The Company is also exposed to foreign currency exchange risk from its self-sustaining foreign operations whose functional currency is different from the Company’s functional currency. Gains and losses from the translation of financial instruments within these self-sustaining foreign operations into Canadian dollars are presented as a separate component of other comprehensive income (loss) in the Consolidated Statement of Comprehensive Income.
The Company’s outstanding U.S. dollar-denominated long-term debt (Note 9) partially mitigates the exposure to Cdn/U.S. dollar exchange rate fluctuations created from its U.S. dollar-denominated cash flows and other associated financial instruments.
At any time, the Company may also hold a material amount of U.S. dollar cash and cash equivalents to meet immediate capital and/or operating funding requirements.
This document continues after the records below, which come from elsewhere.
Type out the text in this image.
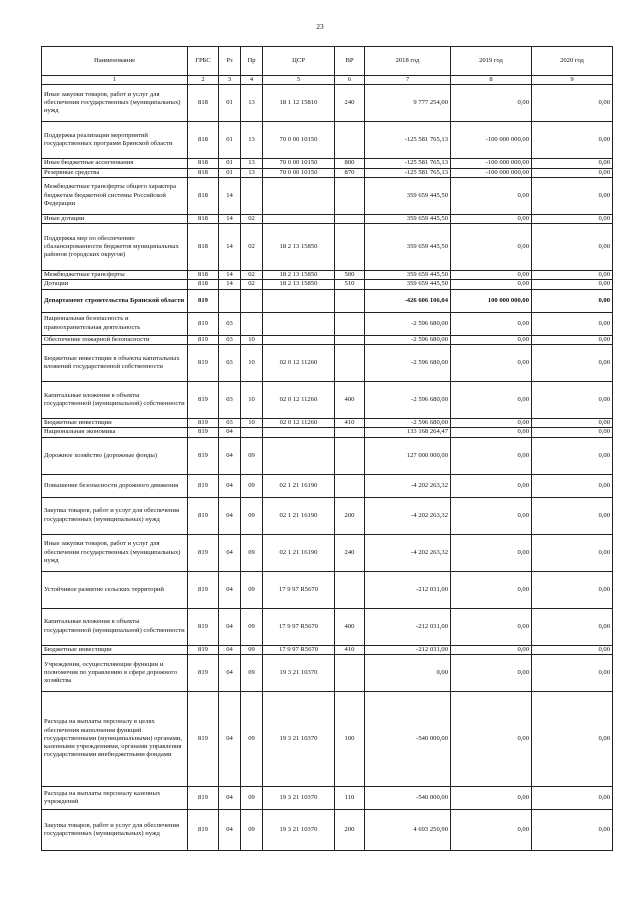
23
Наименование	ГРБС	Рз	Пр	ЦСР	ВР	2018 год	2019 год	2020 год
1	2	3	4	5	6	7	8	9
Иные закупки товаров, работ и услуг для обеспечения государственных (муниципальных) нужд	818	01	13	18 1 12 15810	240	9 777 254,00	0,00	0,00
Поддержка реализации мероприятий государственных программ Брянской области	818	01	13	70 0 00 10150		-125 581 765,13	-100 000 000,00	0,00
Иные бюджетные ассигнования	818	01	13	70 0 00 10150	800	-125 581 765,13	-100 000 000,00	0,00
Резервные средства	818	01	13	70 0 00 10150	870	-125 581 765,13	-100 000 000,00	0,00
Межбюджетные трансферты общего характера бюджетам бюджетной системы Российской Федерации	818	14				359 659 445,50	0,00	0,00
Иные дотации	818	14	02			359 659 445,50	0,00	0,00
Поддержка мер по обеспечению сбалансированности бюджетов муниципальных районов (городских округов)	818	14	02	18 2 13 15850		359 659 445,50	0,00	0,00
Межбюджетные трансферты	818	14	02	18 2 13 15850	500	359 659 445,50	0,00	0,00
Дотации	818	14	02	18 2 13 15850	510	359 659 445,50	0,00	0,00
Департамент строительства Брянской области	819					-426 606 106,04	100 000 000,00	0,00
Национальная безопасность и правоохранительная деятельность	819	03				-2 596 680,00	0,00	0,00
Обеспечение пожарной безопасности	819	03	10			-2 596 680,00	0,00	0,00
Бюджетные инвестиции в объекты капитальных вложений государственной собственности	819	03	10	02 0 12 11260		-2 596 680,00	0,00	0,00
Капитальные вложения в объекты государственной (муниципальной) собственности	819	03	10	02 0 12 11260	400	-2 596 680,00	0,00	0,00
Бюджетные инвестиции	819	03	10	02 0 12 11260	410	-2 596 680,00	0,00	0,00
Национальная экономика	819	04				133 168 264,47	0,00	0,00
Дорожное хозяйство (дорожные фонды)	819	04	09			127 000 000,00	0,00	0,00
Повышение безопасности дорожного движения	819	04	09	02 1 21 16190		-4 202 263,32	0,00	0,00
Закупка товаров, работ и услуг для обеспечения государственных (муниципальных) нужд	819	04	09	02 1 21 16190	200	-4 202 263,32	0,00	0,00
Иные закупки товаров, работ и услуг для обеспечения государственных (муниципальных) нужд	819	04	09	02 1 21 16190	240	-4 202 263,32	0,00	0,00
Устойчивое развитие сельских территорий	819	04	09	17 9 97 R5670		-212 031,00	0,00	0,00
Капитальные вложения в объекты государственной (муниципальной) собственности	819	04	09	17 9 97 R5670	400	-212 031,00	0,00	0,00
Бюджетные инвестиции	819	04	09	17 9 97 R5670	410	-212 031,00	0,00	0,00
Учреждения, осуществляющие функции и полномочия по управлению в сфере дорожного хозяйства	819	04	09	19 3 21 10370		0,00	0,00	0,00
Расходы на выплаты персоналу в целях обеспечения выполнения функций государственными (муниципальными) органами, казенными учреждениями, органами управления государственными внебюджетными фондами	819	04	09	19 3 21 10370	100	-540 000,00	0,00	0,00
Расходы на выплаты персоналу казенных учреждений	819	04	09	19 3 21 10370	110	-540 000,00	0,00	0,00
Закупка товаров, работ и услуг для обеспечения государственных (муниципальных) нужд	819	04	09	19 3 21 10370	200	4 693 250,90	0,00	0,00
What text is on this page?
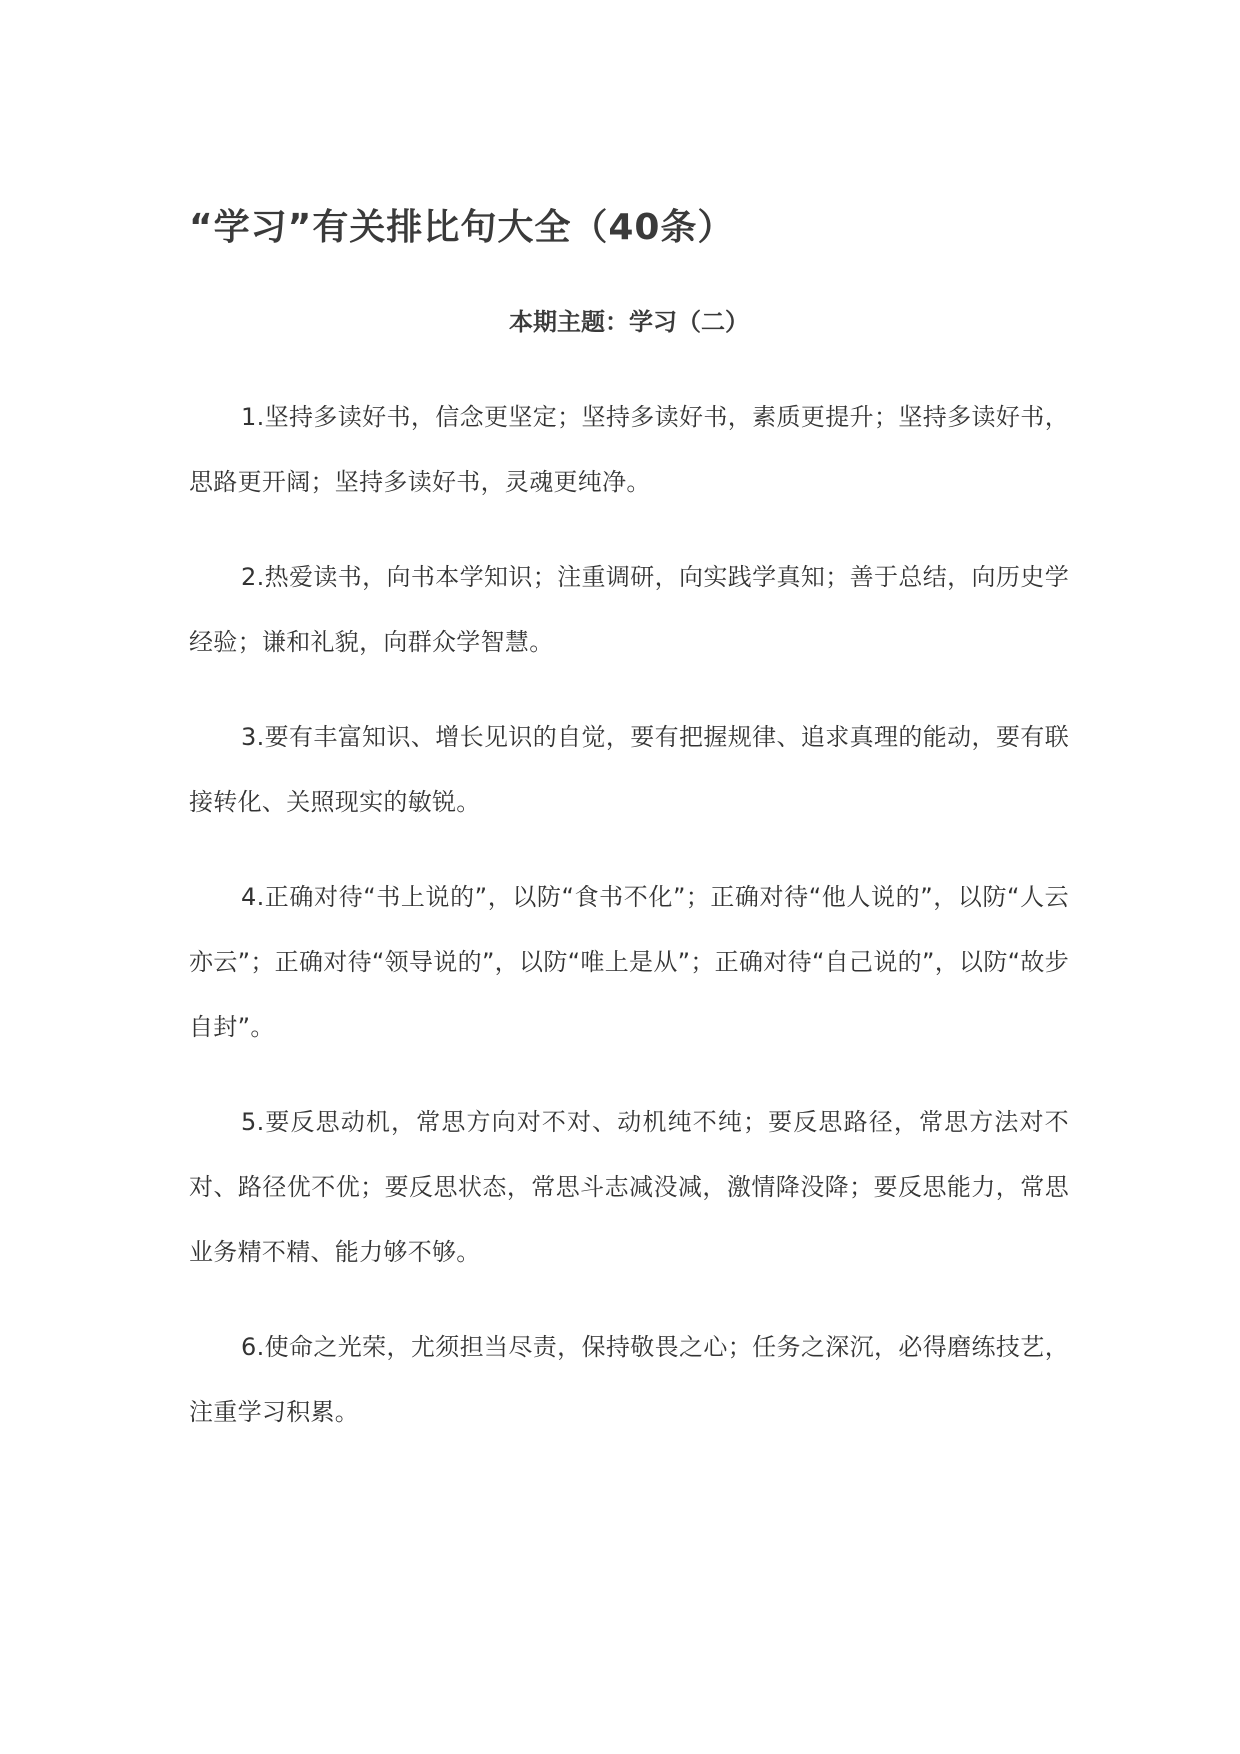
“学习”有关排比句大全（40条）
本期主题：学习（二）

1.坚持多读好书，信念更坚定；坚持多读好书，素质更提升；坚持多读好书，思路更开阔；坚持多读好书，灵魂更纯净。

2.热爱读书，向书本学知识；注重调研，向实践学真知；善于总结，向历史学经验；谦和礼貌，向群众学智慧。

3.要有丰富知识、增长见识的自觉，要有把握规律、追求真理的能动，要有联接转化、关照现实的敏锐。

4.正确对待“书上说的”，以防“食书不化”；正确对待“他人说的”，以防“人云亦云”；正确对待“领导说的”，以防“唯上是从”；正确对待“自己说的”，以防“故步自封”。

5.要反思动机，常思方向对不对、动机纯不纯；要反思路径，常思方法对不对、路径优不优；要反思状态，常思斗志减没减，激情降没降；要反思能力，常思业务精不精、能力够不够。

6.使命之光荣，尤须担当尽责，保持敬畏之心；任务之深沉，必得磨练技艺，注重学习积累。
These can create additional exposure to foreign currency exchange risk. At September 30, 2008, the Company holds U.S. dollar cash and cash equivalents of approximately $645 million US.
(b) Credit Risk
The Company is exposed to credit risk from its counterparties’ abilities to fulfil their obligations to the Company. The Company manages this risk through the establishment of credit policies and limits, which are applied in the selection of counterparties. The Company ensures that it has no significant concentrations of credit risk and ensures that no customers represent more than 10% of the Company’s consolidated revenues for any period.
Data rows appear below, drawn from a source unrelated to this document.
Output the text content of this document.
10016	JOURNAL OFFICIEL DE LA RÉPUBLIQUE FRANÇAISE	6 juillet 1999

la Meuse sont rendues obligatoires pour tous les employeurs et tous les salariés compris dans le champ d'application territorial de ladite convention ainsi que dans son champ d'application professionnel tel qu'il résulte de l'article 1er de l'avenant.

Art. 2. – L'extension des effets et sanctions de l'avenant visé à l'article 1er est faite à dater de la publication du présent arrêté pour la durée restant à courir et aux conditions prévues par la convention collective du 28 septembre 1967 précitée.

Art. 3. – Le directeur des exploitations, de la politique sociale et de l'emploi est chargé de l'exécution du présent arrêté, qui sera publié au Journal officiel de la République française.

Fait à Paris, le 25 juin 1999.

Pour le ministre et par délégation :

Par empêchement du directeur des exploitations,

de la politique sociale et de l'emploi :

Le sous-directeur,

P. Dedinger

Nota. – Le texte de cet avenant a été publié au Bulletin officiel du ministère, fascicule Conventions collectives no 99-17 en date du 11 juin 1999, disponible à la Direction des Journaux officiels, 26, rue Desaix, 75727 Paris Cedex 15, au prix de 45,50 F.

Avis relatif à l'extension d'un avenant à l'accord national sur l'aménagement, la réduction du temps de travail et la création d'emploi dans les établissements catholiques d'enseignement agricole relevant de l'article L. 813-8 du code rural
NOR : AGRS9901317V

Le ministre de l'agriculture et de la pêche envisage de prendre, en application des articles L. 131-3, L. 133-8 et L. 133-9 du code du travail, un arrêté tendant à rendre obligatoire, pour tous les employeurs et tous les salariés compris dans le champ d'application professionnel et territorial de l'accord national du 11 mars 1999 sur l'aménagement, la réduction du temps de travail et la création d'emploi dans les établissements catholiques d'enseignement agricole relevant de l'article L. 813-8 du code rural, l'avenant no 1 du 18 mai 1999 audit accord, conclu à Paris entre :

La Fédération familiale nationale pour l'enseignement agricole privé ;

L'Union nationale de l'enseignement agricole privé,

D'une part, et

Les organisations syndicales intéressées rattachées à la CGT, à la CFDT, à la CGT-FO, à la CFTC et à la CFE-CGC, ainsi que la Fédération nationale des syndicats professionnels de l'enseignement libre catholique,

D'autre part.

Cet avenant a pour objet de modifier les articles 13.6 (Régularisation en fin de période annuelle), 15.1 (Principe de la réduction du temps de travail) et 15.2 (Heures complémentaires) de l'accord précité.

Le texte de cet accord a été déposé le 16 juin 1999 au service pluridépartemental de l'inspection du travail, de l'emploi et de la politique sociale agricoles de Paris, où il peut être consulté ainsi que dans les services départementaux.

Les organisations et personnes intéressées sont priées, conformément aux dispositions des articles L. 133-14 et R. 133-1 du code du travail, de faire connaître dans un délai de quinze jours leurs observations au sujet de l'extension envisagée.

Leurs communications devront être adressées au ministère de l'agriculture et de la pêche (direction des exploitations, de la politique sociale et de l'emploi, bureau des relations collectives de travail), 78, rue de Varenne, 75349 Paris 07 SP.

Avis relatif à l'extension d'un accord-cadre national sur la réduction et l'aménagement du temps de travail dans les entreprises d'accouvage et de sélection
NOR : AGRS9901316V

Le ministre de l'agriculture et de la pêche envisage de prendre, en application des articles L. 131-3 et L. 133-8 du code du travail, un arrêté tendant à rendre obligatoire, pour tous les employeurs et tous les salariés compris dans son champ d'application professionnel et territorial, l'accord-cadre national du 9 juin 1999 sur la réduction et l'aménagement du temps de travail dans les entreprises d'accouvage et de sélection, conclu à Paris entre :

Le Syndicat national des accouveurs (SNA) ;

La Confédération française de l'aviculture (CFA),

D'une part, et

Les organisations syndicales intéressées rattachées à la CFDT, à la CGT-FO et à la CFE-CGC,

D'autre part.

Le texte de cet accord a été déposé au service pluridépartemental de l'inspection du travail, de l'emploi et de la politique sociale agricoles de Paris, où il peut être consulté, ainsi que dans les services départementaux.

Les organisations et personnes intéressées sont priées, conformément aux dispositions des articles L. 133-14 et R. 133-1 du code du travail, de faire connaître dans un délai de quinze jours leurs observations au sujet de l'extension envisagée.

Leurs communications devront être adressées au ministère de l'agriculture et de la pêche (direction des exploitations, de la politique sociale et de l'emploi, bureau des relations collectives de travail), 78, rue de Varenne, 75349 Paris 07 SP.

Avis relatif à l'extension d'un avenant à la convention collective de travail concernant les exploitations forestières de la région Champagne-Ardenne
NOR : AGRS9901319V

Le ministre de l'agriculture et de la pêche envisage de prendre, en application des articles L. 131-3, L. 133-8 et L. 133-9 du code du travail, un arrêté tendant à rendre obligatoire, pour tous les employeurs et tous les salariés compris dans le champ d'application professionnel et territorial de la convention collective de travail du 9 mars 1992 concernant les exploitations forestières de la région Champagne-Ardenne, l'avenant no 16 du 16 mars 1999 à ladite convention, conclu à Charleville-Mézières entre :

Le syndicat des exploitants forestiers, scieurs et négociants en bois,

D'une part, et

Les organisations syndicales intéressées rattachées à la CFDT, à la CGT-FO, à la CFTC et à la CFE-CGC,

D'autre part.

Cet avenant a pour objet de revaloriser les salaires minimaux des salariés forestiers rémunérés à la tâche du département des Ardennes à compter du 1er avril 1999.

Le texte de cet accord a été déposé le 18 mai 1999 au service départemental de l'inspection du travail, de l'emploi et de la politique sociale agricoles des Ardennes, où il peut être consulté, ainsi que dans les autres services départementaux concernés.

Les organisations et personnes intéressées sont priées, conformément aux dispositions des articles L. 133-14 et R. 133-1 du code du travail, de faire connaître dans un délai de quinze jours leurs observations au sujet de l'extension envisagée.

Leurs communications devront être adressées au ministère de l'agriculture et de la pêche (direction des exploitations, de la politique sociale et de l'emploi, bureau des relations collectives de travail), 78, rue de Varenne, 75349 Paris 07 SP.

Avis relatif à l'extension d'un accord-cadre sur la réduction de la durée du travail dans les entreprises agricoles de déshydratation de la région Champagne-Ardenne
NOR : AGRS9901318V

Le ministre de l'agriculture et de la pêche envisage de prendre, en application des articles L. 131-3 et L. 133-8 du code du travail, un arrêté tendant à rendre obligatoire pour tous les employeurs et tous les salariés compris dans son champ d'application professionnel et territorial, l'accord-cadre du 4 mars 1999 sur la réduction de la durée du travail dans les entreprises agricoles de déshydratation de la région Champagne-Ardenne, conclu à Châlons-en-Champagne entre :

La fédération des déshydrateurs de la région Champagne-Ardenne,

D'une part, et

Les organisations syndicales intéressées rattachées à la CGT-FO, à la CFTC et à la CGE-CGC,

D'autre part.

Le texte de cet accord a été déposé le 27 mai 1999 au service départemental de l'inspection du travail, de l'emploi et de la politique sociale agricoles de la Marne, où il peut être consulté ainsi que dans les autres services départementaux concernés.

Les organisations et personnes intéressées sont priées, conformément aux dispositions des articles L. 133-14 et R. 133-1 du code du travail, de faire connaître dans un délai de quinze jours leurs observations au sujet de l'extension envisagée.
The Company’s maximum exposure to credit risk at September 30, 2008 is equal to the carrying amount of its financial assets recorded on the Consolidated Balance Sheet. The Company carries adequate provisions for expected losses arising from credit risk associated with all financial assets, including any derecognized securitized receivables. These provisions are not material.
(c) Liquidity Risk
The Company is exposed to liquidity risk from the potential inability to generate or obtain sufficient cash and cash equivalents in a timely and cost-effective manner to discharge its financial liabilities as they come due. The Company manages liquidity risk by forecasting cash flows to identify financing requirements, by maintaining committed and demand credit facilities, and by maintaining access to additional financing at competitive rates through capital markets and highly rated financial institutions. Any debt issued by the Company is managed in accordance with specified liquidity and maturity profiles.
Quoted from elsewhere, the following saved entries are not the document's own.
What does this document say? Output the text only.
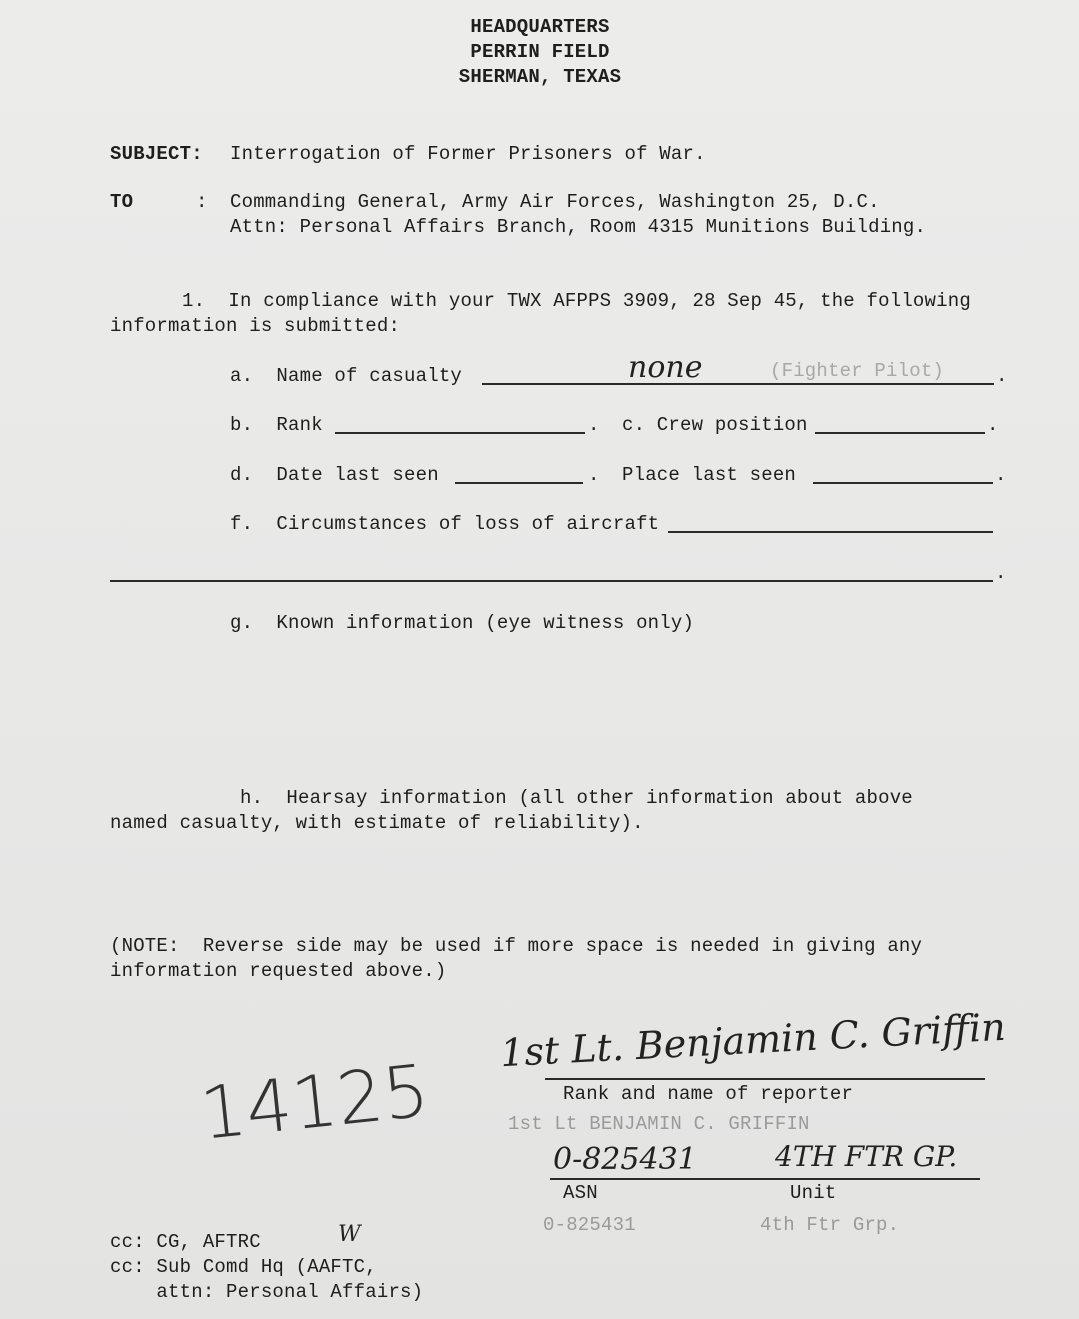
HEADQUARTERS
PERRIN FIELD
SHERMAN, TEXAS
SUBJECT: Interrogation of Former Prisoners of War.
TO	: Commanding General, Army Air Forces, Washington 25, D.C.
Attn: Personal Affairs Branch, Room 4315 Munitions Building.
1.  In compliance with your TWX AFPPS 3909, 28 Sep 45, the following
information is submitted:
a.  Name of casualty	.
none	(Fighter Pilot)
b.  Rank	. c. Crew position	.
d.  Date last seen	. Place last seen	.
f.  Circumstances of loss of aircraft
.
g.  Known information (eye witness only)
h.  Hearsay information (all other information about above
named casualty, with estimate of reliability).
(NOTE:  Reverse side may be used if more space is needed in giving any
information requested above.)
1st Lt. Benjamin C. Griffin
Rank and name of reporter
1st Lt BENJAMIN C. GRIFFIN
0-825431	4TH FTR GP.
ASN	Unit
0-825431	4th Ftr Grp.
14125
cc: CG, AFTRC
cc: Sub Comd Hq (AAFTC,
attn: Personal Affairs)
W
The Company’s financial capacity and flexibility has not been significantly impacted by the recent turmoil in the financial markets due to the Company’s continuing ability to generate strong cash flow, existing cash balances, significant credit facility capacity and lack of near-term refinancing commitments. For 2009 and beyond, spending on future large projects may result in annual capital expenditures exceeding operating cash flow. The Company anticipates that additional funding requirements will be met by external financing and that additional financial leverage can be managed in the context of the Company’s capital management strategy (Note 13).
Financial Instruments
Excluding debentures, senior notes and capital leases, which are recorded as long-term debt, the fair values of financial instruments equals or approximates their carrying amount. The fair value of debentures, senior notes and capital leases was $3,608 million at September 30, 2008 (December 31, 2007 – $2,500 million), compared with a carrying amount of $4,098 million at September 30, 2008 (December 31, 2007 – $2,346 million). The fair values of debentures, senior notes and capital leases are based on publicly quoted market values for instruments with similar terms and risks.